What about R&B? I always see the [online] debates where people say “R&B is dead.”

SERPENTWITHFEET: Jazmine Sullivan came back, swooped in and reminded the children. The singers are here and I think it’s more so about the industry being ready for that. The gifts and the abundance of brilliance is here, it’s like, is the industry ready for that? H.E.R. is an incredible musician, incredible singer. I don’t even need to say this, because I feel like sangin’ is almost condescending, but they’re both virtuosic performers — what they do is not easy to do.

When I think about the R&B “golden years” — the Faith Evans and Brandys and Kelly Prices and Carl Thomas and folks who are virtuosic, that’s a lot of skill. I just think the industry has to be ready for it, because the listeners have been. 

How have you redefined your relationship with spirituality?

SERPENTWITHFEET: I still use a lot of the language from church, which I think we see [on] the album title. I was given advice years ago [which was], I don’t have to get rid of everything that I’ve learned every time I renew myself, I can use that as information. My friend was like, “You don’t buy a new pair of shoes every day because you wore a pair yesterday.” You can still wear those Nikes tomorrow, you don’t have to get rid of everything because it’s a day old. All of the language that I accumulated growing up in church, I don’t have to get rid of [it]. I can transmute it and transform it to fit my new life, which is why it was really important for me to think about the idea of a deacon in a new way.

I was thinking, “What does a deacon look like outside of the Christian institution? Where else do we see deacons?” I think about Overton on Living Single, where — to me — he has deacon energy. He is super calm, a mixture of everything that’s good, and that’s a bit of what I wanted to explore energy-wise. I’ve taken everything that I’ve learned and repurposed it for my life now.

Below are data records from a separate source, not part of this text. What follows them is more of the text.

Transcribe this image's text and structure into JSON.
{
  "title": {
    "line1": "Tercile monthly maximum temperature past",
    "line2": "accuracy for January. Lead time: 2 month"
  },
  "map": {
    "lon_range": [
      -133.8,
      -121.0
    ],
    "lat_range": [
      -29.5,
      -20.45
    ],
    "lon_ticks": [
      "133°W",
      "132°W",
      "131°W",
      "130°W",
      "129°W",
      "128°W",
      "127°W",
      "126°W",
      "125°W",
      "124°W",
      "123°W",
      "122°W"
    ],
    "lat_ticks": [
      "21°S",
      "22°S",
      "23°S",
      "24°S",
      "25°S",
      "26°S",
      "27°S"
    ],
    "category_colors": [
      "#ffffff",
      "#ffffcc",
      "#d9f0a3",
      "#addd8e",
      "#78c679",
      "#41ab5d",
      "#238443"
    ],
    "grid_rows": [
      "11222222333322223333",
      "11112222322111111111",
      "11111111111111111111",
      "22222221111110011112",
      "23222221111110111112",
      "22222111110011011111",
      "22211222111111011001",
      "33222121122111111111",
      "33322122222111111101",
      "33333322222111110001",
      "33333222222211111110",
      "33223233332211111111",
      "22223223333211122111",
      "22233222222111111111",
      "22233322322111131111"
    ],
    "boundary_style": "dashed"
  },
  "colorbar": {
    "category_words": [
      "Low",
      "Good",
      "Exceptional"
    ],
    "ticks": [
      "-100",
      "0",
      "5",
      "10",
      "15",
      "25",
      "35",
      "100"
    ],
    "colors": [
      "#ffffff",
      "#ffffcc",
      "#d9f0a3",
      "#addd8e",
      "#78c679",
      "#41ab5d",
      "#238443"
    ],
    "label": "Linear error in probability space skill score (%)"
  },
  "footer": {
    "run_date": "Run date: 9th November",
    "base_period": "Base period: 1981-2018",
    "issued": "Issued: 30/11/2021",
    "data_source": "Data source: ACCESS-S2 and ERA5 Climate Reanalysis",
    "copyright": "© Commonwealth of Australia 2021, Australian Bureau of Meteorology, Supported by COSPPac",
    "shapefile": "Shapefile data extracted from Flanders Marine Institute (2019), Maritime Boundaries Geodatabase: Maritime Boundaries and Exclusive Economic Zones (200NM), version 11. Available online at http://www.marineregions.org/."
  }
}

You were given a highlight on Ty Dolla $ign’s last album, Featuring Ty Dolla $ign. What wisdom have you gotten from him?

SERPENTWITHFEET: He always drops nuggets. One thing that I’ve learned from him is the importance of exploring, the importance of being limitless. When I’ve spent time with him, we play a lot of music and he’s put me onto gospel musicians. He’s into so many different styles of music and he’s reminded me and taught me the importance of leaving no stone unturned.

Did you record “serpentwithfeet Interlude” knowing that you’d have an interlude on the album?

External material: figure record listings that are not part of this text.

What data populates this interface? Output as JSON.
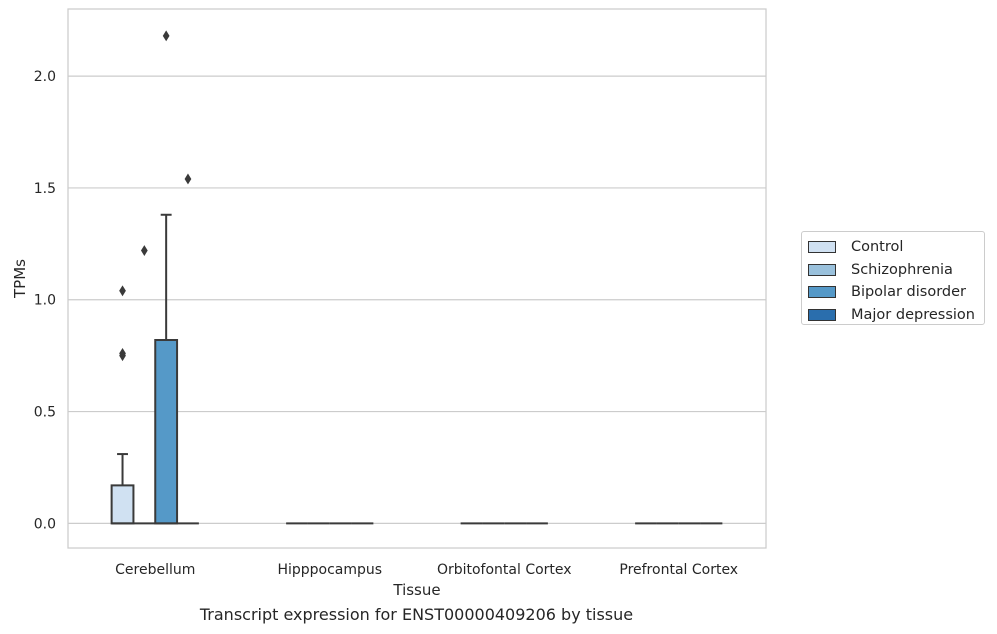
{
  "chart_data": {
    "type": "box",
    "xlabel": "Tissue",
    "ylabel": "TPMs",
    "caption": "Transcript expression for ENST00000409206 by tissue",
    "categories": [
      "Cerebellum",
      "Hipppocampus",
      "Orbitofontal Cortex",
      "Prefrontal Cortex"
    ],
    "ylim": [
      -0.11,
      2.3
    ],
    "yticks": [
      0.0,
      0.5,
      1.0,
      1.5,
      2.0
    ],
    "ytick_labels": [
      "0.0",
      "0.5",
      "1.0",
      "1.5",
      "2.0"
    ],
    "grid": "horizontal",
    "legend_position": "right",
    "series": [
      {
        "name": "Control",
        "color": "#d0e1f2",
        "boxes": [
          {
            "q1": 0.0,
            "median": 0.0,
            "q3": 0.17,
            "whisker_low": 0.0,
            "whisker_high": 0.31,
            "outliers": [
              0.75,
              0.76,
              1.04
            ]
          },
          {
            "q1": 0.0,
            "median": 0.0,
            "q3": 0.0,
            "whisker_low": 0.0,
            "whisker_high": 0.0,
            "outliers": []
          },
          {
            "q1": 0.0,
            "median": 0.0,
            "q3": 0.0,
            "whisker_low": 0.0,
            "whisker_high": 0.0,
            "outliers": []
          },
          {
            "q1": 0.0,
            "median": 0.0,
            "q3": 0.0,
            "whisker_low": 0.0,
            "whisker_high": 0.0,
            "outliers": []
          }
        ]
      },
      {
        "name": "Schizophrenia",
        "color": "#9ac1dc",
        "boxes": [
          {
            "q1": 0.0,
            "median": 0.0,
            "q3": 0.0,
            "whisker_low": 0.0,
            "whisker_high": 0.0,
            "outliers": [
              1.22
            ]
          },
          {
            "q1": 0.0,
            "median": 0.0,
            "q3": 0.0,
            "whisker_low": 0.0,
            "whisker_high": 0.0,
            "outliers": []
          },
          {
            "q1": 0.0,
            "median": 0.0,
            "q3": 0.0,
            "whisker_low": 0.0,
            "whisker_high": 0.0,
            "outliers": []
          },
          {
            "q1": 0.0,
            "median": 0.0,
            "q3": 0.0,
            "whisker_low": 0.0,
            "whisker_high": 0.0,
            "outliers": []
          }
        ]
      },
      {
        "name": "Bipolar disorder",
        "color": "#5599c8",
        "boxes": [
          {
            "q1": 0.0,
            "median": 0.0,
            "q3": 0.82,
            "whisker_low": 0.0,
            "whisker_high": 1.38,
            "outliers": [
              2.18
            ]
          },
          {
            "q1": 0.0,
            "median": 0.0,
            "q3": 0.0,
            "whisker_low": 0.0,
            "whisker_high": 0.0,
            "outliers": []
          },
          {
            "q1": 0.0,
            "median": 0.0,
            "q3": 0.0,
            "whisker_low": 0.0,
            "whisker_high": 0.0,
            "outliers": []
          },
          {
            "q1": 0.0,
            "median": 0.0,
            "q3": 0.0,
            "whisker_low": 0.0,
            "whisker_high": 0.0,
            "outliers": []
          }
        ]
      },
      {
        "name": "Major depression",
        "color": "#2a6ead",
        "boxes": [
          {
            "q1": 0.0,
            "median": 0.0,
            "q3": 0.0,
            "whisker_low": 0.0,
            "whisker_high": 0.0,
            "outliers": [
              1.54
            ]
          },
          {
            "q1": 0.0,
            "median": 0.0,
            "q3": 0.0,
            "whisker_low": 0.0,
            "whisker_high": 0.0,
            "outliers": []
          },
          {
            "q1": 0.0,
            "median": 0.0,
            "q3": 0.0,
            "whisker_low": 0.0,
            "whisker_high": 0.0,
            "outliers": []
          },
          {
            "q1": 0.0,
            "median": 0.0,
            "q3": 0.0,
            "whisker_low": 0.0,
            "whisker_high": 0.0,
            "outliers": []
          }
        ]
      }
    ]
  }
}
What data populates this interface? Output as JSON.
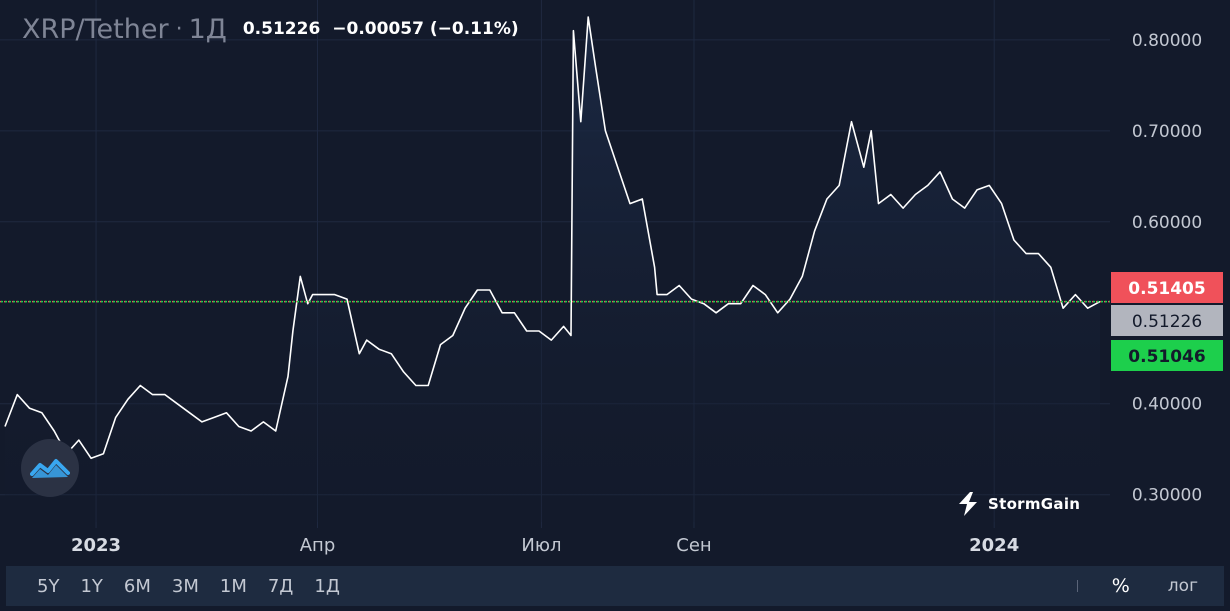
{
  "header": {
    "symbol": "XRP/Tether",
    "separator": "·",
    "interval": "1Д",
    "last_price": "0.51226",
    "change": "−0.00057 (−0.11%)"
  },
  "brand": {
    "name": "StormGain"
  },
  "chart_data": {
    "type": "area",
    "ylim": [
      0.27,
      0.835
    ],
    "y_ticks": [
      "0.30000",
      "0.40000",
      "0.60000",
      "0.70000",
      "0.80000"
    ],
    "x_ticks": [
      {
        "label": "2023",
        "date": "2023-01-01",
        "bold": true
      },
      {
        "label": "Апр",
        "date": "2023-04-01",
        "bold": false
      },
      {
        "label": "Июл",
        "date": "2023-07-01",
        "bold": false
      },
      {
        "label": "Сен",
        "date": "2023-09-01",
        "bold": false
      },
      {
        "label": "2024",
        "date": "2024-01-01",
        "bold": true
      }
    ],
    "grid": true,
    "line_color": "#ffffff",
    "last_price": 0.51226,
    "price_labels": [
      {
        "label": "0.51405",
        "value": 0.51405,
        "color": "#f0515a"
      },
      {
        "label": "0.51226",
        "value": 0.51226,
        "color": "#b2b5be"
      },
      {
        "label": "0.51046",
        "value": 0.51046,
        "color": "#1dcf4c"
      }
    ],
    "series": [
      {
        "x": [
          "2022-11-25",
          "2022-11-30",
          "2022-12-05",
          "2022-12-10",
          "2022-12-15",
          "2022-12-20",
          "2022-12-25",
          "2022-12-30",
          "2023-01-04",
          "2023-01-09",
          "2023-01-14",
          "2023-01-19",
          "2023-01-24",
          "2023-01-29",
          "2023-02-03",
          "2023-02-08",
          "2023-02-13",
          "2023-02-18",
          "2023-02-23",
          "2023-02-28",
          "2023-03-05",
          "2023-03-10",
          "2023-03-15",
          "2023-03-20",
          "2023-03-22",
          "2023-03-25",
          "2023-03-28",
          "2023-03-30",
          "2023-04-03",
          "2023-04-08",
          "2023-04-13",
          "2023-04-18",
          "2023-04-21",
          "2023-04-26",
          "2023-05-01",
          "2023-05-06",
          "2023-05-11",
          "2023-05-16",
          "2023-05-21",
          "2023-05-26",
          "2023-05-31",
          "2023-06-05",
          "2023-06-10",
          "2023-06-15",
          "2023-06-20",
          "2023-06-25",
          "2023-06-30",
          "2023-07-05",
          "2023-07-10",
          "2023-07-13",
          "2023-07-14",
          "2023-07-17",
          "2023-07-20",
          "2023-07-23",
          "2023-07-27",
          "2023-08-01",
          "2023-08-06",
          "2023-08-11",
          "2023-08-16",
          "2023-08-17",
          "2023-08-21",
          "2023-08-26",
          "2023-08-31",
          "2023-09-05",
          "2023-09-10",
          "2023-09-15",
          "2023-09-20",
          "2023-09-25",
          "2023-09-30",
          "2023-10-05",
          "2023-10-10",
          "2023-10-15",
          "2023-10-20",
          "2023-10-25",
          "2023-10-30",
          "2023-11-04",
          "2023-11-09",
          "2023-11-12",
          "2023-11-15",
          "2023-11-20",
          "2023-11-25",
          "2023-11-30",
          "2023-12-05",
          "2023-12-10",
          "2023-12-15",
          "2023-12-20",
          "2023-12-25",
          "2023-12-30",
          "2024-01-04",
          "2024-01-09",
          "2024-01-14",
          "2024-01-19",
          "2024-01-24",
          "2024-01-29",
          "2024-02-03",
          "2024-02-08",
          "2024-02-13"
        ],
        "y": [
          0.375,
          0.41,
          0.395,
          0.39,
          0.37,
          0.345,
          0.36,
          0.34,
          0.345,
          0.385,
          0.405,
          0.42,
          0.41,
          0.41,
          0.4,
          0.39,
          0.38,
          0.385,
          0.39,
          0.375,
          0.37,
          0.38,
          0.37,
          0.43,
          0.48,
          0.54,
          0.51,
          0.52,
          0.52,
          0.52,
          0.515,
          0.455,
          0.47,
          0.46,
          0.455,
          0.435,
          0.42,
          0.42,
          0.465,
          0.475,
          0.505,
          0.525,
          0.525,
          0.5,
          0.5,
          0.48,
          0.48,
          0.47,
          0.485,
          0.475,
          0.81,
          0.71,
          0.825,
          0.77,
          0.7,
          0.66,
          0.62,
          0.625,
          0.55,
          0.52,
          0.52,
          0.53,
          0.515,
          0.51,
          0.5,
          0.51,
          0.51,
          0.53,
          0.52,
          0.5,
          0.515,
          0.54,
          0.59,
          0.625,
          0.64,
          0.71,
          0.66,
          0.7,
          0.62,
          0.63,
          0.615,
          0.63,
          0.64,
          0.655,
          0.625,
          0.615,
          0.635,
          0.64,
          0.62,
          0.58,
          0.565,
          0.565,
          0.55,
          0.505,
          0.52,
          0.505,
          0.51226
        ]
      }
    ]
  },
  "bottom_bar": {
    "ranges": [
      "5Y",
      "1Y",
      "6M",
      "3M",
      "1M",
      "7Д",
      "1Д"
    ],
    "percent_label": "%",
    "log_label": "лог"
  }
}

SERPENTWITHFEET: I found out a week before. [laughs] I was honored and flattered and humbled, but I recorded that song with him in the studio a while back and then he told me he was going to put it on the album. I was like, “I’m so touched!” It was really kind of him to do.

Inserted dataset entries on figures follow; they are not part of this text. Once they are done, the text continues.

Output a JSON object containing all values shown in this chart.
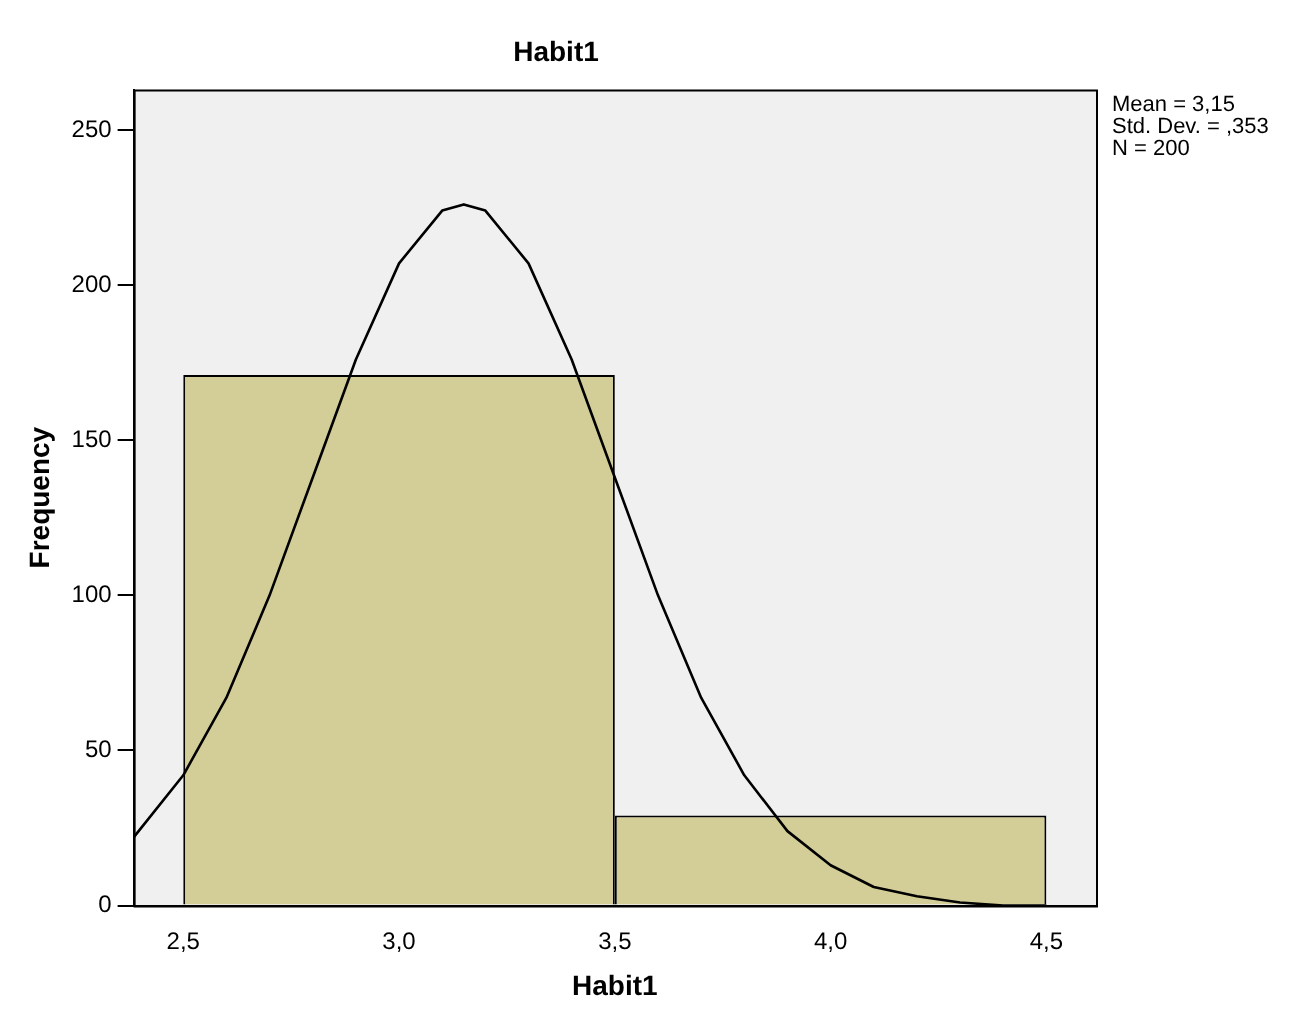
{
  "chart_data": {
    "type": "histogram",
    "title": "Habit1",
    "xlabel": "Habit1",
    "ylabel": "Frequency",
    "bins": [
      2.5,
      3.5,
      4.5
    ],
    "values": [
      171,
      29
    ],
    "color": "#d3ce97",
    "series": [
      {
        "type": "line",
        "color": "#000000",
        "x": [
          2.385,
          2.5,
          2.6,
          2.7,
          2.8,
          2.9,
          3.0,
          3.1,
          3.15,
          3.2,
          3.3,
          3.4,
          3.5,
          3.6,
          3.7,
          3.8,
          3.9,
          4.0,
          4.1,
          4.2,
          4.3,
          4.4,
          4.5
        ],
        "values": [
          22,
          42,
          67,
          100,
          138,
          176,
          207,
          224,
          226,
          224,
          207,
          176,
          138,
          100,
          67,
          42,
          24,
          13,
          6,
          3,
          1,
          0,
          0
        ]
      }
    ],
    "annotations": [
      "Mean = 3,15",
      "Std. Dev. = ,353",
      "N = 200"
    ],
    "xlim": [
      2.385,
      4.615
    ],
    "xticks": [
      {
        "value": 2.5,
        "label": "2,5"
      },
      {
        "value": 3.0,
        "label": "3,0"
      },
      {
        "value": 3.5,
        "label": "3,5"
      },
      {
        "value": 4.0,
        "label": "4,0"
      },
      {
        "value": 4.5,
        "label": "4,5"
      }
    ],
    "ylim": [
      0,
      263
    ],
    "yticks": [
      0,
      50,
      100,
      150,
      200,
      250
    ],
    "grid": false,
    "legend": false
  }
}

How has Afrofuturism shaped your identity and aesthetic as an artist?

SERPENTWITHFEET: It’s taught me to be curious and to ask a lot of questions. What I mean by that is, getting ready for a music video or a photoshoot for the album, asking, “What would happen if we did this?” and not adding a lot of periods, just changing the punctuation [and] adding a question mark to it. Instead of “we need to do this,” saying “what would happen if we do this?” That has given me permission to explore and I’m really thankful for all the Afrofuturist artists that have schooled me with that.

On DEACON, love sounds a lot more like being a place of refuge rather than an ongoing struggle. What do you want Black men to know about navigating relationships?

SERPENTWITHFEET: I think every Black man should read All About Love by bell hooks. It’s such a sacred text.

What did you learn from that book?

SERPENTWITHFEET: Ooh, what didn’t I learn from that book? I learned that it’s important to live with a love ethic, to have loving space in everything. Not just with your boo or your partner, but in the workplace, at the market — that you want to have loving exchanges with people. I learned that it’s important and beautiful to want that and I learned that it’s less silly now to want my work environment to feel loving and caring. 


DEACON is out now via Secretly Canadian.